L’operazione di Calenda e Renzi è chiara, così come dichiarata da entrambi. Puntano ad un risultato di ingovernabilità per ridare al Paese un nuovo governo di unità nazionale, magari nuovamente a guida Draghi. Un ragionamento che ha due criticità: da un lato, una delegittimazione di fatto del ruolo della politica e della capacità di dare risposte che alimenta una narrazione populista; dall’altro, il fatto che un siffatto governo non potrà prescindere da un confronto col partito che prevarrà a queste elezioni, come accaduto nell’ultima legislatura con il M5S.
- Su quali temi si vince?
Sulla capacità di risposta dei partiti alle problematiche che stanno emergendo in queste settimane, a partire dalla tragica crisi energetica e l’impennata dei prezzi. Un problema reale che tocca tutti i cittadini e tutte le categorie, che speravano in una regolare ripresa della vita dopo la fase post-pandemica. Le priorità degli italiani sono chiaramente identificabili. Non credo ci sarà spazio in questi venti giorni residui per argomenti identitari.

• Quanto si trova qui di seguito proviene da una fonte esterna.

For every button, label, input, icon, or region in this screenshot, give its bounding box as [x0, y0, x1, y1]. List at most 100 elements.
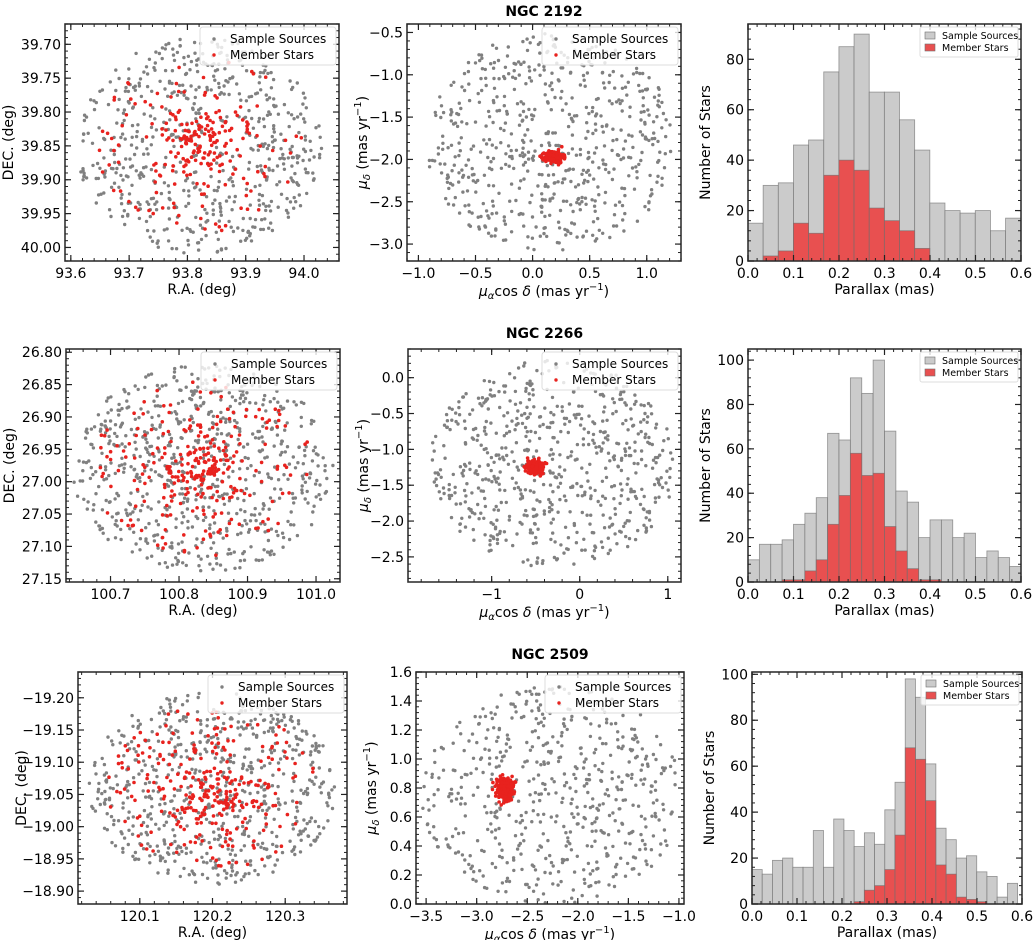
- sample-point: [209, 546, 213, 550]
- sample-point: [121, 806, 125, 810]
- sample-point: [203, 734, 207, 739]
- sample-point: [176, 558, 180, 563]
- sample-point: [96, 787, 101, 791]
- x-tick-label: −1: [481, 587, 502, 603]
- sample-point: [211, 567, 215, 571]
- sample-point: [627, 133, 631, 137]
- sample-point: [484, 124, 488, 128]
- x-tick-label: 0.2: [828, 587, 850, 603]
- sample-point: [170, 69, 175, 73]
- sample-point: [473, 471, 477, 475]
- sample-point: [178, 160, 183, 164]
- sample-point: [512, 459, 516, 464]
- sample-point: [217, 494, 221, 499]
- sample-point: [201, 450, 206, 454]
- sample-point: [123, 89, 128, 93]
- sample-point: [230, 208, 234, 212]
- member-point: [294, 134, 299, 138]
- sample-point: [171, 53, 176, 57]
- sample-point: [248, 234, 252, 238]
- sample-point: [638, 89, 642, 94]
- member-point: [240, 118, 245, 122]
- member-point: [245, 181, 249, 186]
- sample-point: [509, 230, 514, 234]
- sample-point: [526, 246, 530, 250]
- sample-point: [476, 433, 480, 438]
- sample-point: [552, 555, 557, 560]
- sample-point: [447, 186, 451, 191]
- member-point: [143, 99, 147, 104]
- sample-point: [261, 440, 265, 444]
- sample-point: [661, 448, 665, 453]
- member-point: [212, 457, 216, 462]
- x-tick-label: 0.0: [737, 587, 759, 603]
- sample-point: [534, 225, 538, 229]
- sample-point: [227, 766, 231, 771]
- sample-point: [218, 449, 222, 453]
- member-point: [550, 157, 554, 162]
- sample-point: [565, 228, 569, 232]
- sample-point: [128, 157, 132, 161]
- member-point: [276, 521, 280, 526]
- sample-point: [608, 548, 612, 552]
- legend-sample-marker: [554, 37, 558, 41]
- sample-point: [152, 229, 156, 233]
- sample-point: [261, 227, 266, 232]
- member-point: [201, 491, 205, 496]
- sample-point: [465, 122, 469, 126]
- sample-point: [201, 518, 206, 523]
- sample-point: [489, 62, 493, 66]
- sample-point: [575, 442, 580, 447]
- sample-point: [500, 446, 504, 450]
- sample-point: [300, 491, 304, 495]
- x-tick-label: 93.7: [114, 266, 145, 282]
- sample-point: [245, 236, 249, 240]
- member-point: [258, 144, 263, 148]
- member-point: [162, 482, 167, 487]
- sample-point: [314, 741, 318, 746]
- sample-point: [144, 219, 149, 224]
- sample-point: [247, 527, 252, 532]
- member-point: [160, 513, 165, 517]
- sample-point: [650, 466, 655, 470]
- sample-point: [662, 166, 667, 170]
- sample-point: [523, 160, 528, 165]
- legend-label-sample: Sample Sources: [942, 356, 1018, 367]
- sample-point: [523, 133, 527, 137]
- sample-point: [144, 165, 148, 169]
- y-axis-label: Number of Stars: [698, 85, 714, 200]
- sample-point: [594, 128, 598, 132]
- sample-point: [461, 173, 466, 178]
- y-tick-label: 26.85: [22, 378, 62, 394]
- sample-point: [166, 94, 170, 99]
- sample-point: [643, 411, 647, 416]
- sample-point: [524, 389, 528, 393]
- sample-point: [195, 241, 200, 245]
- sample-point: [591, 160, 595, 164]
- member-point: [244, 414, 248, 419]
- member-point: [231, 172, 235, 176]
- sample-point: [611, 455, 616, 459]
- x-tick-label: 0.4: [919, 266, 941, 282]
- sample-point: [581, 437, 586, 441]
- sample-point: [639, 429, 643, 434]
- legend-sample-marker: [554, 362, 558, 366]
- member-point: [150, 122, 154, 126]
- sample-point: [138, 476, 142, 480]
- sample-point: [140, 503, 144, 507]
- sample-point: [295, 115, 300, 119]
- sample-point: [219, 206, 223, 210]
- sample-point: [538, 500, 542, 504]
- member-bar: [793, 222, 810, 261]
- sample-point: [113, 522, 117, 527]
- sample-point: [646, 108, 650, 112]
- member-point: [163, 162, 167, 167]
- sample-point: [96, 176, 101, 181]
- sample-point: [569, 231, 573, 236]
- member-point: [299, 136, 304, 140]
- sample-point: [636, 432, 640, 436]
- sample-point: [102, 191, 106, 195]
- sample-point: [154, 208, 159, 212]
- member-point: [257, 407, 262, 412]
- sample-point: [288, 839, 292, 843]
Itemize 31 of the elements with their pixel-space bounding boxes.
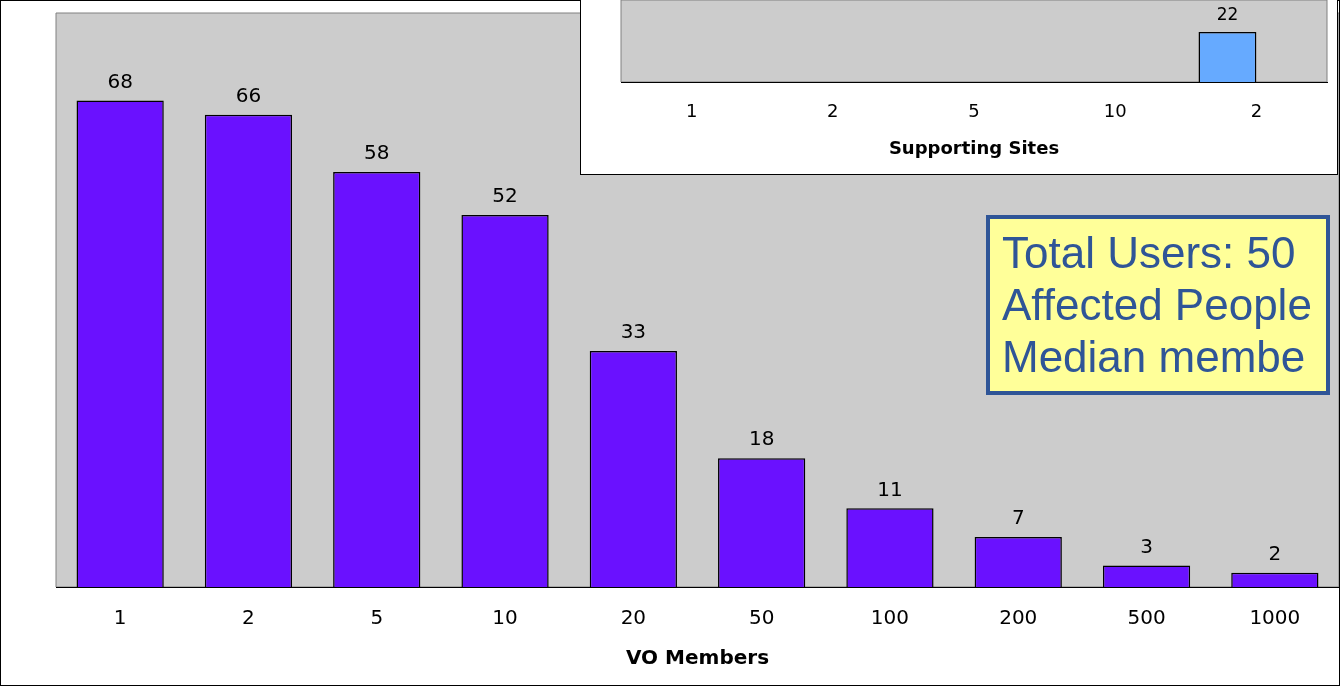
data-label: 3: [1140, 533, 1153, 558]
data-label: 11: [877, 476, 903, 501]
x-tick-label: 2: [242, 605, 255, 630]
data-label: 22: [1216, 3, 1239, 24]
x-tick-label: 5: [370, 605, 384, 630]
x-tick-label: 200: [999, 605, 1038, 630]
x-tick-label: 10: [492, 605, 518, 630]
data-label: 58: [364, 140, 390, 165]
x-tick-label: 5: [968, 100, 980, 122]
data-label: 68: [107, 68, 133, 93]
x-tick-label: 10: [1103, 100, 1127, 122]
x-tick-label: 2: [827, 100, 839, 122]
x-tick-label: 1: [685, 100, 698, 122]
annotation: Total Users: 50: [1002, 227, 1297, 279]
x-tick-label: 20: [620, 605, 647, 630]
x-axis-title: VO Members: [625, 645, 770, 670]
annotation: Median membe: [1002, 331, 1307, 383]
x-axis-title: Supporting Sites: [888, 136, 1060, 158]
x-tick-label: 2: [1250, 100, 1263, 122]
x-tick-label: 500: [1127, 605, 1166, 630]
data-label: 2: [1268, 540, 1282, 565]
x-tick-label: 1: [113, 605, 127, 630]
data-label: 66: [235, 83, 262, 108]
x-tick-label: 1000: [1249, 605, 1301, 630]
data-label: 18: [748, 426, 775, 451]
annotation: Affected People: [1002, 279, 1313, 331]
x-tick-label: 50: [748, 605, 775, 630]
data-label: 7: [1011, 505, 1025, 530]
data-label: 33: [620, 319, 647, 344]
data-label: 52: [492, 183, 518, 208]
x-tick-label: 100: [870, 605, 910, 630]
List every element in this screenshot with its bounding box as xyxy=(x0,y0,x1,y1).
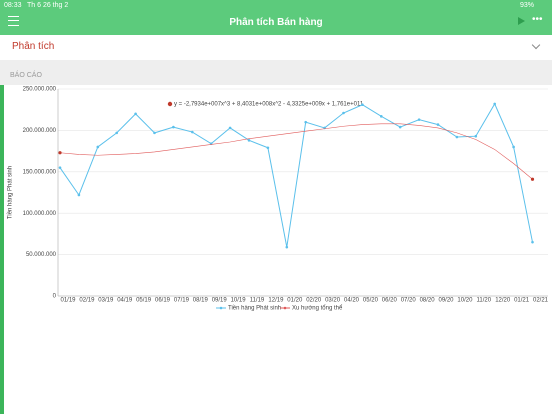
point-marker xyxy=(342,111,345,115)
point-marker xyxy=(380,115,383,118)
x-tick-label: 10/20 xyxy=(457,298,473,304)
x-tick-label: 02/19 xyxy=(79,298,95,304)
side-bar xyxy=(0,85,4,414)
x-tick-label: 12/19 xyxy=(268,298,284,304)
x-tick-label: 08/19 xyxy=(193,298,209,304)
annotation: y = -2,7934e+007x^3 + 8,4031e+008x^2 - 4… xyxy=(174,102,364,108)
y-tick-label: 50.000.000 xyxy=(26,252,57,258)
x-tick-label: 01/19 xyxy=(60,298,76,304)
y-tick-label: 150.000.000 xyxy=(23,169,57,175)
point-marker xyxy=(304,120,308,124)
y-tick-label: 250.000.000 xyxy=(23,87,57,93)
x-tick-label: 06/19 xyxy=(155,298,171,304)
section-title: BÁO CÁO xyxy=(10,72,42,79)
status-battery: 93% xyxy=(520,2,535,9)
x-tick-label: 06/20 xyxy=(382,298,398,304)
x-tick-label: 03/20 xyxy=(325,298,341,304)
header-title: Phân tích Bán hàng xyxy=(229,17,323,28)
chart: 0 50.000.000 100.000.000 150.000.000 200.000… xyxy=(8,87,549,312)
x-tick-label: 01/21 xyxy=(514,298,530,304)
point-marker xyxy=(493,102,497,106)
x-tick-label: 08/20 xyxy=(420,298,436,304)
status-time: 08:33 xyxy=(4,2,22,9)
point-marker xyxy=(115,131,118,135)
x-tick-label: 11/19 xyxy=(250,298,265,304)
status-date: Th 6 26 thg 2 xyxy=(27,2,69,9)
x-tick-label: 09/20 xyxy=(438,298,454,304)
x-tick-label: 05/20 xyxy=(363,298,379,304)
annotation-marker xyxy=(167,101,173,107)
dropdown-label[interactable]: Phân tích xyxy=(12,41,55,52)
point-marker xyxy=(77,193,81,197)
point-marker xyxy=(512,145,515,149)
legend-dot xyxy=(219,306,223,310)
y-tick-label: 100.000.000 xyxy=(23,211,57,217)
series-line xyxy=(59,102,533,248)
play-button[interactable] xyxy=(518,17,525,25)
legend-label: Xu hướng tổng thể xyxy=(292,305,343,312)
x-tick-label: 03/19 xyxy=(98,298,114,304)
x-tick-label: 10/19 xyxy=(231,298,247,304)
x-tick-label: 09/19 xyxy=(212,298,228,304)
y-tick-label: 0 xyxy=(53,294,57,300)
point-marker xyxy=(361,103,364,107)
point-marker xyxy=(191,130,194,134)
point-marker xyxy=(398,125,402,129)
point-marker xyxy=(228,126,232,130)
x-tick-label: 04/19 xyxy=(117,298,133,304)
app-header xyxy=(0,0,552,35)
point-marker xyxy=(247,139,251,142)
x-tick-label: 02/20 xyxy=(306,298,322,304)
point-marker xyxy=(58,151,62,155)
point-marker xyxy=(134,112,137,116)
point-marker xyxy=(285,245,289,249)
x-tick-label: 07/20 xyxy=(401,298,417,304)
x-tick-label: 05/19 xyxy=(136,298,152,304)
point-marker xyxy=(58,166,62,169)
x-tick-label: 01/20 xyxy=(287,298,303,304)
legend-dot xyxy=(283,306,287,310)
more-button[interactable]: ••• xyxy=(532,14,543,25)
point-marker xyxy=(455,135,459,139)
section-bar xyxy=(0,60,552,85)
dropdown-arrow[interactable] xyxy=(531,40,541,50)
menu-button[interactable] xyxy=(8,16,19,26)
x-tick-label: 02/21 xyxy=(533,298,549,304)
point-marker xyxy=(530,177,535,181)
series-line xyxy=(59,123,533,180)
x-tick-label: 11/20 xyxy=(477,298,492,304)
x-tick-label: 12/20 xyxy=(495,298,511,304)
point-marker xyxy=(436,123,440,126)
y-tick-label: 200.000.000 xyxy=(23,128,57,134)
legend-label: Tiền hàng Phát sinh xyxy=(228,306,281,312)
point-marker xyxy=(153,131,156,135)
y-axis-label: Tiền hàng Phát sinh xyxy=(8,166,14,219)
point-marker xyxy=(531,240,534,244)
point-marker xyxy=(417,118,421,121)
x-tick-label: 07/19 xyxy=(174,298,190,304)
point-marker xyxy=(474,134,478,138)
point-marker xyxy=(96,145,100,149)
point-marker xyxy=(172,125,175,129)
point-marker xyxy=(266,146,270,150)
x-tick-label: 04/20 xyxy=(344,298,360,304)
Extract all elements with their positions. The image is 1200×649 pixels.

- Che scenario prevedi ex post?
E’ sempre difficile fare previsioni sull’evoluzione politica in Italia. Molto dipende dalla tenuta di alcuni partiti. Sarà interessante vedere cosa accadrà nel centrodestra. Se il tentativo del partito conservatore della Meloni andrà avanti e quale risultato otterrà Forza Italia. Un eventuale crollo porterà ad un riposizionamento della sua classe dirigente tra le diverse opzioni in campo (partito del Nord, raggruppamento liberaldemocratico e neopartito conservatore). Circa il PD, una sconfitta dovrebbe accompagnare a una nuova costituente e l’ascesa di nuovi protagonisti con tradizione riformista, tipo Bonaccini. Circa il M5S, molti lo hanno dato troppo presto per sconfitto. Conte conserva ancora un certo consenso e in alcuni parti del Paese otterranno risultati inattesi. Un dato con cui sarà doveroso misurarsi.
Michele Affinito ha insegnato Storia Contemporanea presso l’Università degli Studi Suor Orsola Benincasa di Napoli. Ha conseguito un dottorato di ricerca presso l’Università del Salento e ha svolto attività di ricerca principalmente negli Stati Uniti. La sua attività di ricerca si è incentrata sulla storia delle relazioni tra Italia e Stati Uniti nel secondo dopoguerra, in particolar modo nella ricostruzione dell’attività della Missione UNRRA in Italia. Ha pubblicato di recente saggi sul rapporto tra Moro e De Gasperi e sulla figura di Epicarmo Corbino. Ha curato, tra gli altri, carteggi inediti degli esuli antifascisti negli Stati Uniti e il recente volume I beni culturali nell'era digitale: tra tradizione e innovazione edito dalla Rubbettino.